Our Glorious Catholic Heritage:
The North American Martyrs
Long before the Dutch and British established their Freemasonic Republic in 1776, the first foundation of American settlements (after, of course, the tribes of the native Indian population) were the Catholic missions and cities established by the zealous French, German, and Italian missionaries in the North and Midwest of the continent, and the equally zealous Spanish missionaries throughout the Southern and Western parts of the continent. Thus do we have the glorious Catholic heritage of the North American continent as established by the intrepid missionaries, Catholic explorers, and zealous martyrs long before the pollution of American shores by the Puritans, Anglicans, Methodists, Dutch Calvinists, and other heretical sects who established the empire of the Masonic Freethinkers. Among the courageous early Catholic missionaries were the renowned North American Martyrs of Quebéc, Upper New England, Ontario, and upstate New York.

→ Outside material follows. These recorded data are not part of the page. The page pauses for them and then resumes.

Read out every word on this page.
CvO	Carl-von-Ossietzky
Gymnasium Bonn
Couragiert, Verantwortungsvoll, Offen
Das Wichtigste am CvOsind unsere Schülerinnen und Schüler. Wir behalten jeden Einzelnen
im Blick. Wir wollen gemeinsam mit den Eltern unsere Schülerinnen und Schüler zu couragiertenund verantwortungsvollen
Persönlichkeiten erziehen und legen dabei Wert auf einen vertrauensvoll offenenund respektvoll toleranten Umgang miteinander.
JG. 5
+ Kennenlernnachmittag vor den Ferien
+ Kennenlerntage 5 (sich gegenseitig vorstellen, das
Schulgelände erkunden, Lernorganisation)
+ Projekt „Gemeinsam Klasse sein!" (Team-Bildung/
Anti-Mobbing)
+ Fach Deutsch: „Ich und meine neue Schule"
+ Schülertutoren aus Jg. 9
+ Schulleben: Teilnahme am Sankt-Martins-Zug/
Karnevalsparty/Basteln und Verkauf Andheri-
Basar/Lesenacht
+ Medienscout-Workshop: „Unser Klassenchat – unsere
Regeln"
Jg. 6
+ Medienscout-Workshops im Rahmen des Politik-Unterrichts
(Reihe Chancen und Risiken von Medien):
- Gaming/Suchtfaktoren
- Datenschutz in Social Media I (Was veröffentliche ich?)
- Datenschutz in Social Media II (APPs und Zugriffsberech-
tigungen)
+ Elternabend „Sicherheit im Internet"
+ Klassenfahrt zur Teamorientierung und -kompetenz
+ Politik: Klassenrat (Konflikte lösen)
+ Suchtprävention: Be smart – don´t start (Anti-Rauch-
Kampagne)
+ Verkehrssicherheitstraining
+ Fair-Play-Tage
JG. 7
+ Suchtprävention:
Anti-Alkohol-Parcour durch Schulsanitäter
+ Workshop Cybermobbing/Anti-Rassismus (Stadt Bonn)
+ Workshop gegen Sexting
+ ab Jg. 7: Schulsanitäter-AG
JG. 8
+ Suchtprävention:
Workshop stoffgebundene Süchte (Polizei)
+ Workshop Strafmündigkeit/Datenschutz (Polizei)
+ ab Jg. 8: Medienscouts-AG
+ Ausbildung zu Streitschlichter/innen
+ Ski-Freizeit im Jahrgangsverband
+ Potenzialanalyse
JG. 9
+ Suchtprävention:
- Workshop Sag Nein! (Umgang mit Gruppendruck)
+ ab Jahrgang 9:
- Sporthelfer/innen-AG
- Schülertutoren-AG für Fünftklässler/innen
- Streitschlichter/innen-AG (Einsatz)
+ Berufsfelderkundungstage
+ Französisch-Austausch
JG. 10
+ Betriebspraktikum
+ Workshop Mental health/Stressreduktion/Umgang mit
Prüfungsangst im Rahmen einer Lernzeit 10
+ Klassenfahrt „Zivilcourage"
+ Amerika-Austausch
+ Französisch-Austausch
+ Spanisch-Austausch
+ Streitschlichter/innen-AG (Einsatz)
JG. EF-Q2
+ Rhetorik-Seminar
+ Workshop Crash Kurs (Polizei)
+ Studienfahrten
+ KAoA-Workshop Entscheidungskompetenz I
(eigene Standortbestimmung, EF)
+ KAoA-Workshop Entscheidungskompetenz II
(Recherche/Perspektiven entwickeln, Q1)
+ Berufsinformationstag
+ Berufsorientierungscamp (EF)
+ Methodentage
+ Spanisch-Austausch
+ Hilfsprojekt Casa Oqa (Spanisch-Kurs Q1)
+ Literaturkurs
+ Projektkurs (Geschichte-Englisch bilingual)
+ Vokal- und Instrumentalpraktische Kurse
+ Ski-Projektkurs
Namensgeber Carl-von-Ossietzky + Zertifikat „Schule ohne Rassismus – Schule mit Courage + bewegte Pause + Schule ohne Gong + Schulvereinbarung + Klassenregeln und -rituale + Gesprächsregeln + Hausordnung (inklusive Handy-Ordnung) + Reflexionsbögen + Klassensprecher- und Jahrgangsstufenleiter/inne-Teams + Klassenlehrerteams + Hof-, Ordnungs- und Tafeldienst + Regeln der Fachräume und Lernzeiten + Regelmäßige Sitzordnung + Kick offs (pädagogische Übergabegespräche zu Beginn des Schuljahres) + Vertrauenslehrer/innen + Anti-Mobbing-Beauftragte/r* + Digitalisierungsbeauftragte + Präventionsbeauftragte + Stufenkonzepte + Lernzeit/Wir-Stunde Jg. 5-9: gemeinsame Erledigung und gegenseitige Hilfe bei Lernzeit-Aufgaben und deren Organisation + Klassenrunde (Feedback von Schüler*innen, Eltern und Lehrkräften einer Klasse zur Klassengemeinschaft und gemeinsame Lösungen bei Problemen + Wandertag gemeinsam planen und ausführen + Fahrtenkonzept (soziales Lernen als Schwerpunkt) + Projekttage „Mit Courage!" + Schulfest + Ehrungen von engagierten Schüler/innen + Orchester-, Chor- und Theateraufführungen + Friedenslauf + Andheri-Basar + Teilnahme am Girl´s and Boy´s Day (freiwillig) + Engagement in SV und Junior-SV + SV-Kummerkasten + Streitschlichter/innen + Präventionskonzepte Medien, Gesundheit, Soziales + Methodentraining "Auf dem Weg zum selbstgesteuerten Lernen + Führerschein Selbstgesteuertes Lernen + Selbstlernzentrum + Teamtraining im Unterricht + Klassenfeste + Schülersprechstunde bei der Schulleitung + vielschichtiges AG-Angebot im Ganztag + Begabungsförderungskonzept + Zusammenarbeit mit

The Society of Jesus had been founded by Saint Ignatius of Loyola during the turbulent times following the Protestant Revolution. By the dawning of the seventeenth century the Jesuits had won renown as zealous missionaries and ardent defenders of the Catholic Faith.
The Order was still at the peak of its power, prestige, and holiness when a new mission field began to unfold. Catholic France was beginning to colonize North America, and the vast untamed regions of the New World were inhabited by pagan natives who had never before been evangelized.
Precious to God are His missionaries, those heroic souls who, in imitation of the Twelve Apostles, "go forth and teach all nations" the way of salvation. Yet, in this present age of heretical religious tolerance and indifferentism, it is unfortunate, but not surprising, to find the ancient apostolic spirit gone. What need is there for missionaries if, as many today erroneously contend, the only requirement for salvation is personal sincerity in whatever one believes? Indeed, the driving force behind all genuine apostolic labor is Our Lord's command to "teach" every human creature the truths necessary for their salvation. Our Lord added to this commission, "He that believeth and is baptized, shall be saved: but he that believeth not shall be condemned."
Members of the Society of Jesus who dedicated themselves to the conversion of the American Indians took Christ's words literally. They journeyed from comfortable Renaissance France to the frontiers of North America that they might preach and baptize. After pouring the saving waters of Baptism on a dying Indian child, Saint Jean de Brébeuf, the great pioneer of this mission, exclaimed with joy, "For this one single occasion I would travel all the way from France; I would cross the great ocean to win one little soul for Our Lord!" And so pleased was God with the genuine zeal and the extraordinary sacrifices of these generous apostles that He bestowed upon Father Brébeuf and seven of his fellow missionaries the glorious crown of martyrdom.